# popcorn madness?



## Crowley is loved (Aug 27, 2014)

ok, so can hedgehogs eat popcorn?


i was watching a movie with the lights and sound down low while Crowley played in her pen like normal. 

well halfway though the movie i got up and made some popcorn and sat on the floor next to her pen with my blanket so we could discuss the movie like we normally do during hedgehog cuddles and movie night. 

so here i am munching on my popcorn, warped in my cocoon and rambling to Crowley about the plot of the movie when i look over and she her staring though the bars of her pen and licking her lips while staring at my popcorn. 

i hate to deny her anything, especially with what a chore it is to get her to eat anything but kibble- so i'd love to give her some popcorn if she'll eat it, but im not sure if its safe- since it expands in the tummy and technically has a shell inside? 
anyway it's un buttered and unsalted - and she looks so cute doing her little beggy face. so anyway,

is it safe for her to have a piece? or would i be a bad mommy giving her some so i just have to be mean and say no while no longer eating it around her?


----------



## gracefulchaos01 (Mar 19, 2014)

I believe it would qualify as hedgie junk food. Be sure to remove the hull and just give her the white fluffy piece and keep it to teeny amounts.


----------



## MomLady (Aug 14, 2010)

Yeah, just the white fluffy part. Although, if she was that interested, she probably will anoint with it. 

Poor hedgie can't floss if the husk gets caught in her tooth! :lol:


----------



## Melanie G. (May 29, 2014)

I love how I'm not the only one that discusses the t.v show I'm watching with my hedgehog!


----------



## Crowley is loved (Aug 27, 2014)

Melanie G. said:


> I love how I'm not the only one that discusses the t.v show I'm watching with my hedgehog!

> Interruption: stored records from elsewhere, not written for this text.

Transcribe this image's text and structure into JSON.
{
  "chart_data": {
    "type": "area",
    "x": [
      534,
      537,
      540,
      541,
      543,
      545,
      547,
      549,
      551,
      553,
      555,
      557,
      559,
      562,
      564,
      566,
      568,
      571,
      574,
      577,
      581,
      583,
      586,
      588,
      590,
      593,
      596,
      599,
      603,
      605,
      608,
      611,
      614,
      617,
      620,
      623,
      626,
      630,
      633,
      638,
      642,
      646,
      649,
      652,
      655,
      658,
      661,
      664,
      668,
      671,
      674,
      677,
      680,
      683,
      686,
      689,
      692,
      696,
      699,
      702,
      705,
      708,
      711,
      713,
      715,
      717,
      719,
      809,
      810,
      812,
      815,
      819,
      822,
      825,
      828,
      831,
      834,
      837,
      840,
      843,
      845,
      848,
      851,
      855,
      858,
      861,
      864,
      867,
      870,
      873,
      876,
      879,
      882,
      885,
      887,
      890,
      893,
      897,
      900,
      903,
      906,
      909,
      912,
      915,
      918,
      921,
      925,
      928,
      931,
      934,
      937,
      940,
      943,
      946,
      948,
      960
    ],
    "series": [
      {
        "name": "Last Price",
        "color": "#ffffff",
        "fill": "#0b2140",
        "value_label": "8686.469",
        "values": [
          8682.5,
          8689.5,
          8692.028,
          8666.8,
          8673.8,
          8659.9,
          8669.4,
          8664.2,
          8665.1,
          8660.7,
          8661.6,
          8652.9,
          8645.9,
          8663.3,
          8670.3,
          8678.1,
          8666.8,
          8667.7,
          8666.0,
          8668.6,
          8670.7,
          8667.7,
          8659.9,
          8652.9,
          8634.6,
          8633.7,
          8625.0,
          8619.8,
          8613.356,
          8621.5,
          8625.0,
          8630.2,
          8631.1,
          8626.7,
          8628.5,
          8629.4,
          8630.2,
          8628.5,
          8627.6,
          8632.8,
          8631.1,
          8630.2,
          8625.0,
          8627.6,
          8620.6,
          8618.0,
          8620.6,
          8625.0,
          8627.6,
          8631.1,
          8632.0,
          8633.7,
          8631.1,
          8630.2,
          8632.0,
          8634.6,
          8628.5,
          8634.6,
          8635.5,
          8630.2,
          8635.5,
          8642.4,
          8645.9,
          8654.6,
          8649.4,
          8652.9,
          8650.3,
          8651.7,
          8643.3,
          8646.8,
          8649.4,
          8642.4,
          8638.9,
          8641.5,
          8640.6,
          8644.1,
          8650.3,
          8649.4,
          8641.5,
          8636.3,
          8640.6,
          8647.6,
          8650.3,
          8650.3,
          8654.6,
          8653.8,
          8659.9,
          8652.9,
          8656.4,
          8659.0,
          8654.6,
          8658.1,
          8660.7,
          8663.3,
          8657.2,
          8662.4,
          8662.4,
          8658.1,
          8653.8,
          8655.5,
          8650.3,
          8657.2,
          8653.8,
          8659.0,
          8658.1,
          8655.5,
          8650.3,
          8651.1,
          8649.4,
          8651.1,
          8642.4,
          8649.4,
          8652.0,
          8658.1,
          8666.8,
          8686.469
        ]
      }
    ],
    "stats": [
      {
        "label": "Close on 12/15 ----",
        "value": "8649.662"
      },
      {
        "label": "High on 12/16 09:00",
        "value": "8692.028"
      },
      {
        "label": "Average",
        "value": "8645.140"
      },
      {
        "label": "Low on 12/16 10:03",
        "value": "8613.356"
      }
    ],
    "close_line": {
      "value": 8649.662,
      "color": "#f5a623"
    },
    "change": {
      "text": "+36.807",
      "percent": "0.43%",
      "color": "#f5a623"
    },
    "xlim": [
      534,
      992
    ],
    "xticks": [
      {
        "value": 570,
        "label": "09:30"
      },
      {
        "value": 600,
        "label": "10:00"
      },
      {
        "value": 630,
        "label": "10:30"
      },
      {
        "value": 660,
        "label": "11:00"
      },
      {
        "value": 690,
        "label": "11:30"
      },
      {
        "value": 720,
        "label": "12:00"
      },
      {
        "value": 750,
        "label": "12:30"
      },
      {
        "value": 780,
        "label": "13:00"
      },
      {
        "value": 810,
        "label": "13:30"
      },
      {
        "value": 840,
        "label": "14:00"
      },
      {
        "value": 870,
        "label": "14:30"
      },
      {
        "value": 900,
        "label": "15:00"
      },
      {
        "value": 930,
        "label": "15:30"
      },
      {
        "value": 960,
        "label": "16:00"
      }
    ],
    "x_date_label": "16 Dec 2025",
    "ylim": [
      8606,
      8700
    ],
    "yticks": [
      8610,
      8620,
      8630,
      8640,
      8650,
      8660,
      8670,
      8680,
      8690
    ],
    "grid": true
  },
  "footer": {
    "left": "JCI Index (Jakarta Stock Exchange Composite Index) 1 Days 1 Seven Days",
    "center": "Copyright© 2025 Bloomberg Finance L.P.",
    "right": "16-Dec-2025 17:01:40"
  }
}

yeah, well i'v always been close with all my pets  you know somethings wrong if their ever comes a day that i DON'T talk to animals as if they are people  ( i mean they have thoughts and feelings too  )

plus she is sooo adorable the way that she will actually stare at the tv while something is on and sometimes she will 'hiss' at it when something is happening in the movie that she doesn't like- or will turn and look at me with a face that just screams 'can you believe he really just did that!?'

plus it's a great way to bond


----------